Thank you for all of your help in enabling me to realise what is (or possibly is) going on. Now I just have to find a solution!

OP posts:
FSB · 27/07/2012 23:03

my DD (just 3) is exactly like this, and has been for as long as she could talk... and we don't have a baby to worry about, so it's not a sibling jealousy thing. she's always been given a choice of two, where possible, but in the last 6 months or so has often gone for 'secret option 3'..!! and she won't be diverted by the usual tactics. DH sometimes manages to bamboozle her with massive amounts of inane detail when he's trying to get her to do something she doesn't want to do, but she's wising up to that! she's a little limpet to me too, so doesn't play on her own very often or let DH do things for her if we're both around, and hates me being on the phone/email/busy doing housework Hmm

i'll try the "i really need you to..." tactic and see if that works. we've ummed and aahed about rewards charts and can't settle on a structure that works (i.e. frequency/ level of rewards). any actual examples would be very welcome :)

iliketeamGB · 27/07/2012 23:21

My dd is the same (though she's an only). We do a combination of

  • choice of 2 acceptable (to me /dh) things.
  • natural consequences, if you don't get dressed/put shoes on etc then we can't go out (works if it's something she wants to do).
  • joking that we don't think she can do something because she's too little; she seems to like the challenge.
  • telling her that something needs to be done e.g does she want to put her socks on herself or does she need help.

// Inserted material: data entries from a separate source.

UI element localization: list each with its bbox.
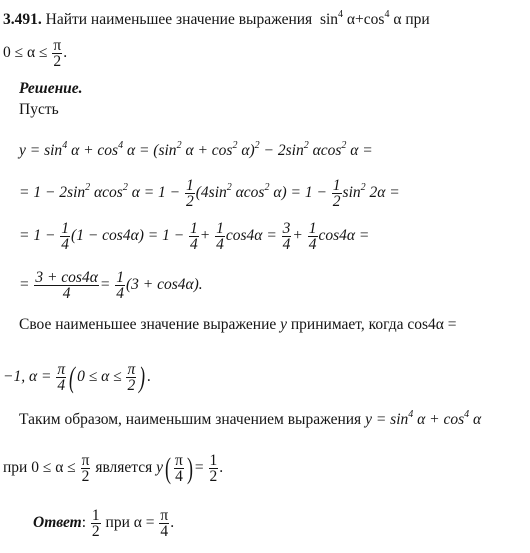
conclusion-sentence: Таким образом, наименьшим значением выражения $y = \sin^4 \alpha + \cos^4 \alpha$ xyxy=(19,409,482,428)
derivation-line-1: $y = \sin^4 \alpha + \cos^4 \alpha = (\sin^2$ $\alpha + \cos^2 \alpha)^2 - 2\sin^2$ αcos$^2$ α = xyxy=(19,140,373,159)
fraction-1-2: $\frac{1}{2}$ xyxy=(186,177,194,210)
fraction-pi-4: $\frac{\pi}{4}$ xyxy=(175,452,183,485)
fraction-1-2: $\frac{1}{2}$ xyxy=(91,507,100,540)
fraction-1-2: $\frac{1}{2}$ xyxy=(332,177,341,210)
fraction-1-4: $\frac{1}{4}$ xyxy=(190,220,198,253)
conclusion-condition: при 0 ≤ α ≤ $\frac{\pi}{2}$ является y( $\frac{\pi}{4}$ ) = $\frac{1}{2}$ . xyxy=(3,451,224,485)
derivation-line-4: = $\frac{3 + \cos 4\alpha}{4}$ = $\frac{1}{4}$ (3 + cos4α). xyxy=(19,269,203,302)
fraction-3-4: $\frac{3}{4}$ xyxy=(282,220,291,253)
fraction-1-4: $\frac{1}{4}$ xyxy=(308,220,317,253)
solution-heading: Решение. xyxy=(19,80,83,97)
answer-label: Ответ xyxy=(33,514,82,532)
problem-condition: 0 ≤ α ≤ $\frac{\pi}{2}$ . xyxy=(3,37,68,70)
fraction-pi-4: $\frac{\pi}{4}$ xyxy=(57,361,66,394)
answer-line: Ответ: $\frac{1}{2}$ при α = $\frac{\pi}{4}$ . xyxy=(33,507,175,540)
fraction-1-4: $\frac{1}{4}$ xyxy=(116,269,124,302)
problem-line-1: 3.491. Найти наименьшее значение выражения $\sin^4 \alpha+\cos^4$ α при xyxy=(3,9,430,28)
alpha-value-line: −1, α = $\frac{\pi}{4}$ ( 0 ≤ α ≤ $\frac{\pi}{2}$ ) . xyxy=(3,360,152,394)
fraction-pi-2: $\frac{\pi}{2}$ xyxy=(81,452,90,485)
fraction-pi-4: $\frac{\pi}{4}$ xyxy=(160,507,169,540)
problem-statement: Найти наименьшее значение выражения xyxy=(45,11,313,28)
fraction-1-2: $\frac{1}{2}$ xyxy=(209,452,218,485)
fraction-1-4: $\frac{1}{4}$ xyxy=(61,220,70,253)
pi-over-2-fraction: $\frac{\pi}{2}$ xyxy=(53,37,62,70)
derivation-line-2: = $1 - 2\sin^2$ αcos$^2$ α = 1 − $\frac{1}{2}$ ($4\sin^2$ αcos$^2$ α) = 1 − $\frac{1}{2}$ $\sin^2 2\alpha$ = xyxy=(19,177,400,210)
fraction-pi-2: $\frac{\pi}{2}$ xyxy=(127,361,136,394)
derivation-line-3: = 1 − $\frac{1}{4}$ (1 − cos4α) = 1 − $\frac{1}{4}$ + $\frac{1}{4}$ cos4α = $\frac{3}{4}$ + $\frac{1}{4}$ cos4α = xyxy=(19,220,370,253)
let-word: Пусть xyxy=(19,101,59,118)
minimum-sentence: Свое наименьшее значение выражение y принимает, когда cos4α = xyxy=(19,316,457,333)
fraction-3-plus-cos-over-4: $\frac{3 + \cos 4\alpha}{4}$ xyxy=(35,269,98,302)
problem-number: 3.491. xyxy=(3,11,42,28)
fraction-1-4: $\frac{1}{4}$ xyxy=(216,220,224,253)
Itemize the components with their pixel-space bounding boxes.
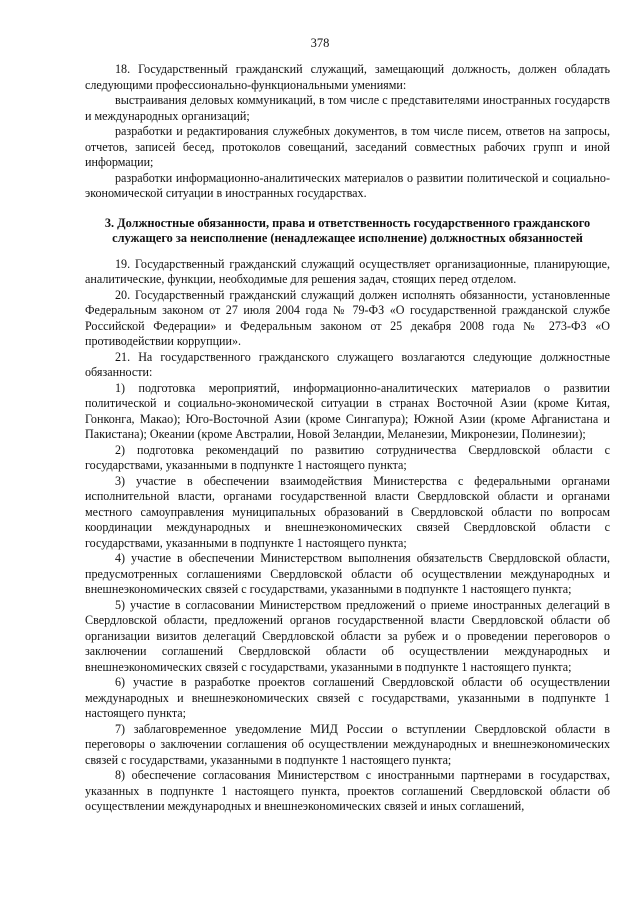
skill-item: разработки и редактирования служебных документов, в том числе писем, ответов на запросы, отчетов, записей бесед, протоколов совещаний, заседаний совместных рабочих групп и иной информации; xyxy=(85,124,610,169)
duty-item-6: 6) участие в разработке проектов соглашений Свердловской области об осуществлении международных и внешнеэкономических связей с государствами, указанными в подпункте 1 настоящего пункта; xyxy=(85,675,610,720)
paragraph-21-intro: 21. На государственного гражданского служащего возлагаются следующие должностные обязанности: xyxy=(85,349,610,379)
duty-item-4: 4) участие в обеспечении Министерством выполнения обязательств Свердловской области, предусмотренных соглашениями Свердловской области об осуществлении международных и внешнеэкономических связей с государствами, указанными в подпункте 1 настоящего пункта; xyxy=(85,551,610,596)
duty-item-7: 7) заблаговременное уведомление МИД России о вступлении Свердловской области в переговоры о заключении соглашения об осуществлении международных и внешнеэкономических связей с государствами, указанными в подпункте 1 настоящего пункта; xyxy=(85,721,610,767)
paragraph-20: 20. Государственный гражданский служащий должен исполнять обязанности, установленные Федеральным законом от 27 июля 2004 года № 79-ФЗ «О государственной гражданской службе Российской Федерации» и Федеральным законом от 25 декабря 2008 года № 273-ФЗ «О противодействии коррупции». xyxy=(85,287,610,348)
duty-item-2: 2) подготовка рекомендаций по развитию сотрудничества Свердловской области с государствами, указанными в подпункте 1 настоящего пункта; xyxy=(85,442,610,472)
document-body xyxy=(85,62,610,815)
duty-item-8: 8) обеспечение согласования Министерством с иностранными партнерами в государствах, указанных в подпункте 1 настоящего пункта, проектов соглашений Свердловской области об осуществлении международных и внешнеэкономических связей и иных соглашений, xyxy=(85,768,610,813)
paragraph-18: 18. Государственный гражданский служащий, замещающий должность, должен обладать следующими профессионально-функциональными умениями: xyxy=(85,62,610,92)
duty-item-1: 1) подготовка мероприятий, информационно-аналитических материалов о развитии политической и социально-экономической ситуации в странах Восточной Азии (кроме Китая, Гонконга, Макао); Юго-Восточной Азии (кроме Сингапура); Южной Азии (кроме Афганистана и Пакистана); Океании (кроме Австралии, Новой Зеландии, Меланезии, Микронезии, Полинезии); xyxy=(85,380,610,441)
duty-item-5: 5) участие в согласовании Министерством предложений о приеме иностранных делегаций в Свердловской области, предложений органов государственной власти Свердловской области об организации визитов делегаций Свердловской области за рубеж и о проведении переговоров о заключении соглашений Свердловской области об осуществлении международных и внешнеэкономических связей с государствами, указанными в подпункте 1 настоящего пункта; xyxy=(85,597,610,674)
duty-item-3: 3) участие в обеспечении взаимодействия Министерства с федеральными органами исполнительной власти, органами государственной власти Свердловской области и органами местного самоуправления муниципальных образований в Свердловской области по вопросам координации международных и внешнеэкономических связей Свердловской области с государствами, указанными в подпункте 1 настоящего пункта; xyxy=(85,473,610,550)
paragraph-19: 19. Государственный гражданский служащий осуществляет организационные, планирующие, аналитические, функции, необходимые для решения задач, стоящих перед отделом. xyxy=(85,256,610,286)
skill-item: разработки информационно-аналитических материалов о развитии политической и социально-экономической ситуации в иностранных государствах. xyxy=(85,170,610,200)
page-number: 378 xyxy=(310,36,330,50)
section-3-heading: 3. Должностные обязанности, права и ответственность государственного гражданского служащего за неисполнение (ненадлежащее исполнение) должностных обязанностей xyxy=(104,215,591,245)
skill-item: выстраивания деловых коммуникаций, в том числе с представителями иностранных государств и международных организаций; xyxy=(85,93,610,123)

For anything else that for us is an absolute (e.g teethbrushing); it's an ultimatum - either do what we ask or x will happen. For refusing.teeth brushing, story time before.bed is reduced (she loves story time, so it.only happened once).

I don't think there is a right answer, just working out what works for your toddler, plus picking.your battles; so for me, it really doesn't matter if dd's clothes.match, as long as she is suitably dresses for the weather.

And if you say that there will be a consequence to a behaviour, then stick to it, whether reward or punishment, dc will then learn you mean.what you say.

rhetorician · 28/07/2012 09:30

we have this too - dd is 3.6. Some of it new baby related, although less so now (baby is 8 months). It is exhausting and dd just never seems to learn. She's generally not too fussed about consequences (or tries to argue her way out of them). But I do think that you have to give them the illusion of control some of the time - which is why the choice option is good, but sometimes signaling it as such, 'dd, you get to choose'. Is there something that you can put her in charge of - with supervision. DD is about to take on a fortnight of feeding the neighbor's chickens and she is delighted to be in charge of something. So much of their lives is about having decisions taken for them - you are able to make a rational decision about where you will put your pjs on - and its a habit, so doesn't require a decision, but I reckon I wouldn't like it much if I was micro managed all the time. Still has to be done, of course, but it makes it easier to see why they kick up if you try and imagine yourself into their position sometimes.